如何在Spark数据帧中连接条件?

时间:2018-05-05 10:25:01

标签: apache-spark apache-spark-sql

例如,原始数据帧如下:

+--------+--------+
|    col1|    col2|
+--------+--------+
|    null|       A|
|       B|    null|
|       C|       D|
|    null|    null|
+--------+--------+

我想连结col1col2以获取以下数据框:

+--------+--------+-------------------+
|    col1|    col2|               col3|
+--------+--------+-------------------+
|    null|       A|         "{col2:A}"|
|       B|    null|         "{col1:B}"|
|       C|       D| "{col1:C, col2:D}"|
|    null|    null|               "{}"|
+--------+--------+-------------------+

新的col3由非null col1和非null col2连接在一起。 col3是字符串类型。如何将空条件添加到concat方法?

1 个答案:

答案 0 :(得分:2)

您可以将列组合成数组

import org.apache.spark.sql.functions._

val  df = Seq((null, "A"), ("B", null), ("C", "D"), (null, null)).toDF("colA", "colB")

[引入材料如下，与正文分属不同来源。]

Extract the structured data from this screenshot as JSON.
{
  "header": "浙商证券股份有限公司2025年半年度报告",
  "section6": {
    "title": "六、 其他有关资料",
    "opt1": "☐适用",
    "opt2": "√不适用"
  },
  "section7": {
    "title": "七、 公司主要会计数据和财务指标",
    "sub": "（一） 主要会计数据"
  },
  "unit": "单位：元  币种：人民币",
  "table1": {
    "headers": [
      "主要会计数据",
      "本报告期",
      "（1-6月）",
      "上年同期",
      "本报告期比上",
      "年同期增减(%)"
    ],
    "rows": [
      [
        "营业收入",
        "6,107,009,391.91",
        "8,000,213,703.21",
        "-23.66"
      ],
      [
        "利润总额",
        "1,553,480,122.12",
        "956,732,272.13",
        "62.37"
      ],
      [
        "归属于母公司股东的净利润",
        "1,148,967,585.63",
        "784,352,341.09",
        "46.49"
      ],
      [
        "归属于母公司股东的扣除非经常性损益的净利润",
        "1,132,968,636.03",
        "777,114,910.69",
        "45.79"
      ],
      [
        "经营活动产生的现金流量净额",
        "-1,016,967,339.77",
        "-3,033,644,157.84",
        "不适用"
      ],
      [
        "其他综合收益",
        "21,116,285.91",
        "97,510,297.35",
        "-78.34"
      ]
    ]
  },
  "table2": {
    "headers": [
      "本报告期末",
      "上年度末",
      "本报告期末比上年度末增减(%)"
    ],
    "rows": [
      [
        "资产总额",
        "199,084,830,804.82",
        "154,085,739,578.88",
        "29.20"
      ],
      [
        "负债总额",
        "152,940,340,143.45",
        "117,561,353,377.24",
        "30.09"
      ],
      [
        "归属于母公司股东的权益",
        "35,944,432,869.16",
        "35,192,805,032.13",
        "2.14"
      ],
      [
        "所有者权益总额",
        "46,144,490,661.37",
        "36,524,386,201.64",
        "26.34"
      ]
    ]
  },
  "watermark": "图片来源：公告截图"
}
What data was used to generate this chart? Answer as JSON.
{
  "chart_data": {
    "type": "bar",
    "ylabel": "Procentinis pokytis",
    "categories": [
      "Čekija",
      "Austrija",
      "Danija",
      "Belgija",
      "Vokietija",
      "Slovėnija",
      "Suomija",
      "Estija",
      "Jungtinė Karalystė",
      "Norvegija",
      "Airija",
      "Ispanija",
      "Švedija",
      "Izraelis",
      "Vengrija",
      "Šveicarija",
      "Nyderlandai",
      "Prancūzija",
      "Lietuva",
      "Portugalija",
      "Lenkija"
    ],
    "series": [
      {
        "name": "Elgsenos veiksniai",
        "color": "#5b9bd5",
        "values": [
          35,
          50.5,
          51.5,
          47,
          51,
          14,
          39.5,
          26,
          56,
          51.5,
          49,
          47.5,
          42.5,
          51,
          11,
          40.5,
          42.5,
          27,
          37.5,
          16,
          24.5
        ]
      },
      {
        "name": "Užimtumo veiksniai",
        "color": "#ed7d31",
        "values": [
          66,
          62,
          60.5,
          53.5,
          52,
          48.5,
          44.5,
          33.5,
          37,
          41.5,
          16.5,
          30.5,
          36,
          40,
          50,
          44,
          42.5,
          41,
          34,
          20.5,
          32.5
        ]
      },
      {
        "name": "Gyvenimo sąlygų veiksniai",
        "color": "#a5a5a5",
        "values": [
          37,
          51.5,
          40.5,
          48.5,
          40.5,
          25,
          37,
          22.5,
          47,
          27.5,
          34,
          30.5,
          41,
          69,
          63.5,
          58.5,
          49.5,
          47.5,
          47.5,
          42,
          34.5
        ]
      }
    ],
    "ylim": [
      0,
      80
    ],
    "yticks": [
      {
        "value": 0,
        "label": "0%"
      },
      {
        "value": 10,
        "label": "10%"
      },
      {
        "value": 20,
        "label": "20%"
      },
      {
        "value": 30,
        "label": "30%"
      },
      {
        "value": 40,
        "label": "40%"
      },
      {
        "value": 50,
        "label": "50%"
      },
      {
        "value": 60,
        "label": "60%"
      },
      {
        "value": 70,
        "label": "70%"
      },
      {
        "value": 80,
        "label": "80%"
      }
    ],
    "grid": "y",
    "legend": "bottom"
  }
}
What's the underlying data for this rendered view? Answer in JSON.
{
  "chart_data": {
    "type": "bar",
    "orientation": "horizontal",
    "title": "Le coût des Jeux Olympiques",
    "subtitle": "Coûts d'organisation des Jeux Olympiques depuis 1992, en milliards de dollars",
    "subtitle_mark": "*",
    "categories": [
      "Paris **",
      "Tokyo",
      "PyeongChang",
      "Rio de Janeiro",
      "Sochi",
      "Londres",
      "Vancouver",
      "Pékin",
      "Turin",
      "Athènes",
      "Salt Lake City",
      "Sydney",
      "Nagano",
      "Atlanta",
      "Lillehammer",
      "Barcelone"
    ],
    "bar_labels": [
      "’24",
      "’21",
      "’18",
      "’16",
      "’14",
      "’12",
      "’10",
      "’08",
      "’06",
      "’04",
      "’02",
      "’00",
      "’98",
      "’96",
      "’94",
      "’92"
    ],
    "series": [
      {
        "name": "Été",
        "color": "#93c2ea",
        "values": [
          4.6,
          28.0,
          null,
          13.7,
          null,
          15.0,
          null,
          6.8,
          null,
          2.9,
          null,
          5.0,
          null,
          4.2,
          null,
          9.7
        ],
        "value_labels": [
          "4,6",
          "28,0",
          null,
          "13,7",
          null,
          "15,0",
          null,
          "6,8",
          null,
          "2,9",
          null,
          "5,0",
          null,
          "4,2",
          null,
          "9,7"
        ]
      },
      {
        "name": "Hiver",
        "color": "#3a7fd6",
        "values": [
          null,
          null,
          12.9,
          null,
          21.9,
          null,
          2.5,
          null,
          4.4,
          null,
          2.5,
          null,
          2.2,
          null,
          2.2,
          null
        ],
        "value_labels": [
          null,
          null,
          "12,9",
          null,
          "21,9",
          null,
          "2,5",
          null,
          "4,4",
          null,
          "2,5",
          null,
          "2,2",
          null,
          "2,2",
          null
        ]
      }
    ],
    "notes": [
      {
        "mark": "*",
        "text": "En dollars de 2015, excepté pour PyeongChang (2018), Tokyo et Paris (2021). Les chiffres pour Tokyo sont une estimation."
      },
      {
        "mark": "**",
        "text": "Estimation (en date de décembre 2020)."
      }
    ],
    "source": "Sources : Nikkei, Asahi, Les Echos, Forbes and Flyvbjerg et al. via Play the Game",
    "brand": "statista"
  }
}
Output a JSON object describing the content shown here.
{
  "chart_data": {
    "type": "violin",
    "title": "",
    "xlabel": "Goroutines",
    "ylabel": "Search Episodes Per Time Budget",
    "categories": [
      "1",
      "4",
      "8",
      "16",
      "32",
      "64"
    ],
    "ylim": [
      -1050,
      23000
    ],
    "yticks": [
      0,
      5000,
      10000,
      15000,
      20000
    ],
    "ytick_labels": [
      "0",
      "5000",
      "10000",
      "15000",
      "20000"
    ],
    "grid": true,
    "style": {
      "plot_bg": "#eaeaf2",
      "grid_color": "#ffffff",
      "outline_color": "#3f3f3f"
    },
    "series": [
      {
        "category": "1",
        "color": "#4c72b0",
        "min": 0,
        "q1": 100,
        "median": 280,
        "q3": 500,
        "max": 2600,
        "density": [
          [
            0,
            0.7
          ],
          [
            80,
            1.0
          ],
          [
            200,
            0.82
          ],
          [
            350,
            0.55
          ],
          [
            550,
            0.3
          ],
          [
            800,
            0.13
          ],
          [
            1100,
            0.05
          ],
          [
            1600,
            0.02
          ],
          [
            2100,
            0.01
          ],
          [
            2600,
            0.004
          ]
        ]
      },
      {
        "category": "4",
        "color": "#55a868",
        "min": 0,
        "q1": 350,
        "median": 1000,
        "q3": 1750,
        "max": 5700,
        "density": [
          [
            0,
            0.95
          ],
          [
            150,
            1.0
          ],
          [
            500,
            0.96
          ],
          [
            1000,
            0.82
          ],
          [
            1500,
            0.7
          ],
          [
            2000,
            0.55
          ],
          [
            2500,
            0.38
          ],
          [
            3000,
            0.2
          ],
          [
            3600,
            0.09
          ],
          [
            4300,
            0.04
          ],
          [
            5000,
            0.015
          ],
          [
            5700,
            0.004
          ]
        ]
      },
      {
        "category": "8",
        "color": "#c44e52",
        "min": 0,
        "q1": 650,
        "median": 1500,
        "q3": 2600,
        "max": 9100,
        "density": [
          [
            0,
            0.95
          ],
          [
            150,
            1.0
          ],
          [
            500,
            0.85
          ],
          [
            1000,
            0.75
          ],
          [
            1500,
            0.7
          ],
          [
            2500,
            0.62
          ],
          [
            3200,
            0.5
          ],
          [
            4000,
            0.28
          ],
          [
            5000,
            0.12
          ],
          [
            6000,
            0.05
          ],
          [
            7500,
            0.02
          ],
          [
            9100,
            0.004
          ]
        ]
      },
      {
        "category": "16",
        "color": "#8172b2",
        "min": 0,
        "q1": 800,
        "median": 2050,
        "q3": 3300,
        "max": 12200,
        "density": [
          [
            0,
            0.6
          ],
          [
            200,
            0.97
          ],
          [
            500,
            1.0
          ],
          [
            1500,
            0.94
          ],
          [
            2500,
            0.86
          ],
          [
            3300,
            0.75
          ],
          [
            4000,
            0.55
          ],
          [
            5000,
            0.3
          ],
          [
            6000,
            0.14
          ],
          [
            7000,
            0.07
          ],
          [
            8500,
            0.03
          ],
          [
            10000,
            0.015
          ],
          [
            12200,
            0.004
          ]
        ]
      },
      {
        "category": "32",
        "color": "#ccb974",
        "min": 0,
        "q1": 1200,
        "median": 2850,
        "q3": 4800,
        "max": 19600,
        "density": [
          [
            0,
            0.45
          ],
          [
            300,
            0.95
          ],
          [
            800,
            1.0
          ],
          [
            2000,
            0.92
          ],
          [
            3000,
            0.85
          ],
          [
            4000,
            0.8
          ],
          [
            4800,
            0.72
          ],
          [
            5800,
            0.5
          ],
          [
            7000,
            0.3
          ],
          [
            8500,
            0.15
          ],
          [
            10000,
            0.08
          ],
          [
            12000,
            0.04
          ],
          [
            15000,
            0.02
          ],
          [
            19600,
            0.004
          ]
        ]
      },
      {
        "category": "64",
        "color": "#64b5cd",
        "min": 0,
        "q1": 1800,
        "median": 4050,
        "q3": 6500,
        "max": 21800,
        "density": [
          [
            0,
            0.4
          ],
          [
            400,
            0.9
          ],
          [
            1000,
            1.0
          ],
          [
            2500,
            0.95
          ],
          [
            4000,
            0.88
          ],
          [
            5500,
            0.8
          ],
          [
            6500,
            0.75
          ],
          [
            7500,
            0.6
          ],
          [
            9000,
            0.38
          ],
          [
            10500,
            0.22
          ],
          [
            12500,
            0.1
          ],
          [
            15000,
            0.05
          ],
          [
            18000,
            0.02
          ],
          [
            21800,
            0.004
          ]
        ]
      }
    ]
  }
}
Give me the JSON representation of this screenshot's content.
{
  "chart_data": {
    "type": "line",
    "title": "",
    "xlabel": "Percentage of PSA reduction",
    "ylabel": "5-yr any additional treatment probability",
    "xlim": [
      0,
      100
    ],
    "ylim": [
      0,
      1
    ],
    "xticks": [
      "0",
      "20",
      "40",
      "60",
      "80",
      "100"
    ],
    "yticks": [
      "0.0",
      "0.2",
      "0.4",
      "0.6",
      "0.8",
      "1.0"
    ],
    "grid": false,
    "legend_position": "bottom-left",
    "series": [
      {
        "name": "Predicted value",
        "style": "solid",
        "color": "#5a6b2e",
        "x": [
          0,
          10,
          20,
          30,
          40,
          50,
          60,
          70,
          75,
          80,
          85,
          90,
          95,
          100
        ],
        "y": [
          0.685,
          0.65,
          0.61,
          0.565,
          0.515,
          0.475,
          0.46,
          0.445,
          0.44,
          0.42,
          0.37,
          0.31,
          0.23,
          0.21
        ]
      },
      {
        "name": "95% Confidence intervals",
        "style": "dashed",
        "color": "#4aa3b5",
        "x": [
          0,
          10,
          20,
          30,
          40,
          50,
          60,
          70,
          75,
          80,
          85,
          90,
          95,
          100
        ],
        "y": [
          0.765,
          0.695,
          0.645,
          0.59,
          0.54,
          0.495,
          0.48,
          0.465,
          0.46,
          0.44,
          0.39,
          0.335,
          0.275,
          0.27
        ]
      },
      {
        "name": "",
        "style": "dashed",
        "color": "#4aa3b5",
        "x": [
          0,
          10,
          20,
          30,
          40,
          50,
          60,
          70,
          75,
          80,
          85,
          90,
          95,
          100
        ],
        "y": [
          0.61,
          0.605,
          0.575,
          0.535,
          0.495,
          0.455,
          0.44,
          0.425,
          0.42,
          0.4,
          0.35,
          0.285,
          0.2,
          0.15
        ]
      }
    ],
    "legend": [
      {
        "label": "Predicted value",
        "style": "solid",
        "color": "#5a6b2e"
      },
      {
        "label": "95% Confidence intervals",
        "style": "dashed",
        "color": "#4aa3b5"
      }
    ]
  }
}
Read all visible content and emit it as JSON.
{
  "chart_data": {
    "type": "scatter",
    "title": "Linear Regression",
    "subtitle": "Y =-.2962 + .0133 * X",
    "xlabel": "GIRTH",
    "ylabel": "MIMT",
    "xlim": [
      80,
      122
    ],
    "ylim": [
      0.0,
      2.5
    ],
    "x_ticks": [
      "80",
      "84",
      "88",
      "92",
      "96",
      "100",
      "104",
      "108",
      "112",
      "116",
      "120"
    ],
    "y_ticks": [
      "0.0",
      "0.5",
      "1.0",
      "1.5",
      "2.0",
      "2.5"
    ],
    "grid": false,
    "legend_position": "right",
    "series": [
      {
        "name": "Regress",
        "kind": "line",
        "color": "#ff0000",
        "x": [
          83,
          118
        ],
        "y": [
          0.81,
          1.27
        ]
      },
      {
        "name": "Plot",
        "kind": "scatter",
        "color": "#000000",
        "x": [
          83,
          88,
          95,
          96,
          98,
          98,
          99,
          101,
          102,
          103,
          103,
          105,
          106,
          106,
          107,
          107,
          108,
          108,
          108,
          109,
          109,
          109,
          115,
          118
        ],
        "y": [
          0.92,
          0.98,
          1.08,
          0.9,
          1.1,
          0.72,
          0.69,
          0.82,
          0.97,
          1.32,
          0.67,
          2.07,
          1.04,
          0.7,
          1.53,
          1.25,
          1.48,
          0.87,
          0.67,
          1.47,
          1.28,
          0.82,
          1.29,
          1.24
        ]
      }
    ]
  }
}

val cols = array(df.columns.map(c =>
  // If column is not null, merge it with its name otherwise null
  when(col(c).isNotNull, concat_ws(":", lit(c), col(c)))): _*
)

并使用UserDefinedFunction

val combine = udf((xs: Seq[String]) => {
   val tmp = xs.filter { _ != null }.mkString(",")
   s"{$tmp}"
})

df.withColumn("col3", combine(cols)).show
// +----+----+---------------+
// |colA|colB|           col3|
// +----+----+---------------+
// |null|   A|       {colB:A}|
// |   B|null|       {colA:B}|
// |   C|   D|{colA:C,colB:D}|
// |null|null|             {}|
// +----+----+---------------+